The number 30 is easy to miss. Drop either one and the answer changes.
So LLMLingua-2 turns compression into a labeling problem. GPT-4 does a deletion-only pass: no new words, no reordering, no prettier paraphrase. The kept words are matched back to their positions in the original text. Now each token has a label: keep it or drop it. Then a smaller encoder learns that pattern and makes the cheap decision at runtime.
The paper reports 2x to 5x compression, 3x to 6x faster compression than prior methods, and 1.6x to 2.9x lower end-to-end latency. I would not treat those numbers as a promise for every workload. The part worth stealing is the recipe: spend the expensive model once to make the training signal, then let the smaller model do the repetitive work.
The mental model
Retrieval decides what enters the prompt.

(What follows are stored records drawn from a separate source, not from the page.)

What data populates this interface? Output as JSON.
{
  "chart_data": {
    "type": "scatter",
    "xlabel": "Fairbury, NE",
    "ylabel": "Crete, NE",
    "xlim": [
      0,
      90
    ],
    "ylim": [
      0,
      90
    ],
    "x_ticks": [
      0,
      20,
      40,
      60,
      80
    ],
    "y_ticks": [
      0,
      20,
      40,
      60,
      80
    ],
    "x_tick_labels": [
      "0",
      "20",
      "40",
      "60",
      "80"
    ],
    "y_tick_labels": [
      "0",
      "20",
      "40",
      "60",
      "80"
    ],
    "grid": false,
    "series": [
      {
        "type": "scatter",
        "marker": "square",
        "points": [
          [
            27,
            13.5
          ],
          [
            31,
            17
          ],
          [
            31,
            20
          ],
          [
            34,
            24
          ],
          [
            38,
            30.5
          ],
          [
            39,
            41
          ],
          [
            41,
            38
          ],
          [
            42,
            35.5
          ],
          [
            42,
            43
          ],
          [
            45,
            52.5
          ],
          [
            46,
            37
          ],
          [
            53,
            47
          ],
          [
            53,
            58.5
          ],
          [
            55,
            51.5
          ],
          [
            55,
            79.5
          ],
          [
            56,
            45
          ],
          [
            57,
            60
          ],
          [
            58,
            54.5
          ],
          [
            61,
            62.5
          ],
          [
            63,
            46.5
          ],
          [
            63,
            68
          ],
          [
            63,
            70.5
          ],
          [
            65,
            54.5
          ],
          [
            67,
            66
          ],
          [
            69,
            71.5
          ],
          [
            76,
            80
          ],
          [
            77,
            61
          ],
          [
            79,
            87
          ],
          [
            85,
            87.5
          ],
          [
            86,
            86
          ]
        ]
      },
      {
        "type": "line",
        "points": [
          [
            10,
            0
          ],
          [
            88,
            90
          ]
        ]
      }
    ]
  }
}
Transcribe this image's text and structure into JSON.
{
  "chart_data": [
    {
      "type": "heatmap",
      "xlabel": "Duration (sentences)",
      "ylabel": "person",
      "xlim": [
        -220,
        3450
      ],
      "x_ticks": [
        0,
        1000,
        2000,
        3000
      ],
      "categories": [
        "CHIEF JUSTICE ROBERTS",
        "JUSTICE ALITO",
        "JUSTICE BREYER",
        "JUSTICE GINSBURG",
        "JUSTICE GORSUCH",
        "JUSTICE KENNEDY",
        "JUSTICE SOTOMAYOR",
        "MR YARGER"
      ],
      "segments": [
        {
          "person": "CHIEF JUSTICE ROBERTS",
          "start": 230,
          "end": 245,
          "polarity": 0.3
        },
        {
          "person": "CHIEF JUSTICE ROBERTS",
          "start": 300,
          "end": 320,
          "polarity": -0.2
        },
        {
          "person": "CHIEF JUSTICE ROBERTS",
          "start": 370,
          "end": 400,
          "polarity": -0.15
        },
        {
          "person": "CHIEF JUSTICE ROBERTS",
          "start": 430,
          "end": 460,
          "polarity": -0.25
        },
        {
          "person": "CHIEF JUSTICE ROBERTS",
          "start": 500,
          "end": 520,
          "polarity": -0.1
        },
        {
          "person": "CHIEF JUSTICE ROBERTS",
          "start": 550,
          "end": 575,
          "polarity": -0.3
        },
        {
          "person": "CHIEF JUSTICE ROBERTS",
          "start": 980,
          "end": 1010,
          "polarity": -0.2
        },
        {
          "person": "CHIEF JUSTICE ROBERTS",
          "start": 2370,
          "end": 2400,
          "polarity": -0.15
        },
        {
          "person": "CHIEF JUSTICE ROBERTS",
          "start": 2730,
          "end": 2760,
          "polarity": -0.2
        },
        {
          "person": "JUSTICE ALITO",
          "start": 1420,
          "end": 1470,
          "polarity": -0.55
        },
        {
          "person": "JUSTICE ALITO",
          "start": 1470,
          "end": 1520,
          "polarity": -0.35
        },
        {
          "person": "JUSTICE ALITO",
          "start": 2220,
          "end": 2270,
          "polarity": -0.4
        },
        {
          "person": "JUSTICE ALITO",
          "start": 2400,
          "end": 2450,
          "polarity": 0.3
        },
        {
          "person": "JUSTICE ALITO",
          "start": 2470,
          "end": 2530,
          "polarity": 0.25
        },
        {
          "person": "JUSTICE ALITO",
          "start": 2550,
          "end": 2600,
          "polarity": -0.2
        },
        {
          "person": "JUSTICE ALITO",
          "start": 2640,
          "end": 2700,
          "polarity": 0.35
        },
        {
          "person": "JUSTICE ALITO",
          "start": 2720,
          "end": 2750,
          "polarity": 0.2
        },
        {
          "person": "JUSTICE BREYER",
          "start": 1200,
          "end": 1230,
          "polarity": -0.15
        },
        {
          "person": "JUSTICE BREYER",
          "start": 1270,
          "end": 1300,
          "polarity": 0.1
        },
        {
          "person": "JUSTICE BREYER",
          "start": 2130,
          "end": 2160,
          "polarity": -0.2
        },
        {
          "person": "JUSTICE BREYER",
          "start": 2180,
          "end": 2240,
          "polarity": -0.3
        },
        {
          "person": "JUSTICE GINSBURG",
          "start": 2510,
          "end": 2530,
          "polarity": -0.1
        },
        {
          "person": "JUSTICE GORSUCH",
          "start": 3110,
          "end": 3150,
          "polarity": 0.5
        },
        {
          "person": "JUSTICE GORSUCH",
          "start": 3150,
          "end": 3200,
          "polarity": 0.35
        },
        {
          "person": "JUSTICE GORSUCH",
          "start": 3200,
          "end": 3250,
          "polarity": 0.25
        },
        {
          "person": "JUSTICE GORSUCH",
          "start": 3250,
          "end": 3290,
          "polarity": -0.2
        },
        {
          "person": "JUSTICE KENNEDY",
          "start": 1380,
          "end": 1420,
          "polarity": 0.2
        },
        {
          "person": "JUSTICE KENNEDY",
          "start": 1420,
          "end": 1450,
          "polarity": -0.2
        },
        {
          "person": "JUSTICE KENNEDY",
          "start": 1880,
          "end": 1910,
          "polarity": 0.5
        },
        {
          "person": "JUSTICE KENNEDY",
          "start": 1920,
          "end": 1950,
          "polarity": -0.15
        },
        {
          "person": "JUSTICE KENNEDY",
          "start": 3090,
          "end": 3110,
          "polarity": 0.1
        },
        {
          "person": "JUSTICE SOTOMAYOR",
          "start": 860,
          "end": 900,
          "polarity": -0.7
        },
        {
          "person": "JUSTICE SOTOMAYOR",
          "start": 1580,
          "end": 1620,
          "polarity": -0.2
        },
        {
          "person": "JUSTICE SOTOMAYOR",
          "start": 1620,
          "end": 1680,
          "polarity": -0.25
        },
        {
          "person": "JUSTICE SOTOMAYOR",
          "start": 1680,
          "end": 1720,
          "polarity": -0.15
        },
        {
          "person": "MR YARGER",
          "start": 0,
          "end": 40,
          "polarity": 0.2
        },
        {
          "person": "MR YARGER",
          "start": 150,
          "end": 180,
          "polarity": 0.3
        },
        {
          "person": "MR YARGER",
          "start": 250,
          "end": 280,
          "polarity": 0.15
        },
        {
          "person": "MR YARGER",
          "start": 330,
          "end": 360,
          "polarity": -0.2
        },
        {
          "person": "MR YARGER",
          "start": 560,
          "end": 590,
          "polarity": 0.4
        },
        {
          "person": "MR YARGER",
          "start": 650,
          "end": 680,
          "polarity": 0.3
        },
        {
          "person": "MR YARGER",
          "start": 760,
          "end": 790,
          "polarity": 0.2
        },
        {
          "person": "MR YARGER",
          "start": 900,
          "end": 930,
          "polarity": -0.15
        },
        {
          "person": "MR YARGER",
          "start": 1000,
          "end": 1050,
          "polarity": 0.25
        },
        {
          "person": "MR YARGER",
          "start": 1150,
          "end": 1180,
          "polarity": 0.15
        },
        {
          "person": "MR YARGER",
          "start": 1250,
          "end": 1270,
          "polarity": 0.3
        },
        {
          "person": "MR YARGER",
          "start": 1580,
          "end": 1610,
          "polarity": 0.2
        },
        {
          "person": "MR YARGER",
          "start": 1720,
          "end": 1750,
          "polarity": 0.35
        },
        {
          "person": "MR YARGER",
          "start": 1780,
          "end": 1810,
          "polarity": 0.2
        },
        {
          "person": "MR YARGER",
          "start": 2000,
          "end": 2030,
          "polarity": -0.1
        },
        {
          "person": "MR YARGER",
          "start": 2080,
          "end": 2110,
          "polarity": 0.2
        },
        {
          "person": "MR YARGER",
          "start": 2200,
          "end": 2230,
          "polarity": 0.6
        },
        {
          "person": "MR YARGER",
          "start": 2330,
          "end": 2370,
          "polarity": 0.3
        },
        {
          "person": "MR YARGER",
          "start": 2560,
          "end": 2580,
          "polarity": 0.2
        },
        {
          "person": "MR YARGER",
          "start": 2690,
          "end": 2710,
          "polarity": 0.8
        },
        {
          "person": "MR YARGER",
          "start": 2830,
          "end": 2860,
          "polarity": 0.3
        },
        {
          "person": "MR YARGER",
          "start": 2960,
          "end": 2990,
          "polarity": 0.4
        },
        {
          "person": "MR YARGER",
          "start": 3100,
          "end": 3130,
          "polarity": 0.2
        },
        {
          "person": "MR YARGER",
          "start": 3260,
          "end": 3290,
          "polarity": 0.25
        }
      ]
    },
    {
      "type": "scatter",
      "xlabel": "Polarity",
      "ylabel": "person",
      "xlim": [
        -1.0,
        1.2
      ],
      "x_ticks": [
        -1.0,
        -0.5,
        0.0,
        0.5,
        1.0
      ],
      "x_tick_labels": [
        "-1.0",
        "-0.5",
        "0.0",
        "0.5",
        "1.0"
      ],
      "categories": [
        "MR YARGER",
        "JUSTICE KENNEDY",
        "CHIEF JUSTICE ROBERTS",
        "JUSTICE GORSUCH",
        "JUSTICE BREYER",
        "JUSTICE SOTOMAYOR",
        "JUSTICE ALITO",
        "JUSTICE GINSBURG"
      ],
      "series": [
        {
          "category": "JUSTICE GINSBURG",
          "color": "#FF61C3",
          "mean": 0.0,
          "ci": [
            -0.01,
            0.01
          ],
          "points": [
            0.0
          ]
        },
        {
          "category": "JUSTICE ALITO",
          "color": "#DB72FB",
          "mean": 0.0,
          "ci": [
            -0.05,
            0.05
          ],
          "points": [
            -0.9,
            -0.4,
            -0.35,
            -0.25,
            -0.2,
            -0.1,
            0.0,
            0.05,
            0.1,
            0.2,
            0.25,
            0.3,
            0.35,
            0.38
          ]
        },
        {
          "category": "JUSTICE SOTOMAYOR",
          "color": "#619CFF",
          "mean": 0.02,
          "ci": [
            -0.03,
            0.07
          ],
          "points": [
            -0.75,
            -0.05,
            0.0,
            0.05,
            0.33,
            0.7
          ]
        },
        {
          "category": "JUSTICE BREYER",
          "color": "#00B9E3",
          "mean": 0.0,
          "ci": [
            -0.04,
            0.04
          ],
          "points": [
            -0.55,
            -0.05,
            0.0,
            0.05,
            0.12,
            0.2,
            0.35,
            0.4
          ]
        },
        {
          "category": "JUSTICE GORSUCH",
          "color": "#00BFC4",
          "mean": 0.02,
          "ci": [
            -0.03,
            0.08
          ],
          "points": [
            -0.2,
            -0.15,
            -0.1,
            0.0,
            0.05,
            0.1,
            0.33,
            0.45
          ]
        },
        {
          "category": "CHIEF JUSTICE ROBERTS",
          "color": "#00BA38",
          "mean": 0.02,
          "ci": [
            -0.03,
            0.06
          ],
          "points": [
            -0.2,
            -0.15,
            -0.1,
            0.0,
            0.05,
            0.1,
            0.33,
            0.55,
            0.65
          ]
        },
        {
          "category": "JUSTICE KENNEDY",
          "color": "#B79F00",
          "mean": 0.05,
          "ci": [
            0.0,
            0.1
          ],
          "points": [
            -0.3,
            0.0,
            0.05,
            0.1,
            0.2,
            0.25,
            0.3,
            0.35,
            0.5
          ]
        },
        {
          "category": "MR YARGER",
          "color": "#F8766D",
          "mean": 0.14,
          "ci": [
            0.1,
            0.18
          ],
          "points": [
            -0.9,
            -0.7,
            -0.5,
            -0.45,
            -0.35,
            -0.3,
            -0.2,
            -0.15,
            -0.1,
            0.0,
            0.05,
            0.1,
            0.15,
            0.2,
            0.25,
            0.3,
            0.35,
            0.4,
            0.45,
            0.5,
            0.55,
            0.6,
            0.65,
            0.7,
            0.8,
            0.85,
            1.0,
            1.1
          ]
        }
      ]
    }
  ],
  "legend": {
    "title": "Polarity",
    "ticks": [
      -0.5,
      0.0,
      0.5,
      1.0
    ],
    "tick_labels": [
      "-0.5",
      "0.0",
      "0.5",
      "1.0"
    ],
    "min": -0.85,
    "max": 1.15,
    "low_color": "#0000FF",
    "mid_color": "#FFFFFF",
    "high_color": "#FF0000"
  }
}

Ranking decides what appears first. Compression decides how much junk each piece carries.
That is the useful place to put it in your head. Compression is not a replacement for better retrieval, better chunking, or a larger context window. It is the step that asks one last boring question before the model reads: is this text still doing work?
Sometimes the answer is yes. Keep the weird error line, the old policy that
contradicts the new one, the file path, the number, the not. Those are cheap to
send and expensive to lose.
But if a prompt is full of copied navigation, repeated logs, passing test output, or the same support-ticket detail written five different ways, the model is not being given more context. It is being given more chores.
That is why I like compression as a practical tool. Not because smaller prompts are automatically better, but because every token should have a reason to be there.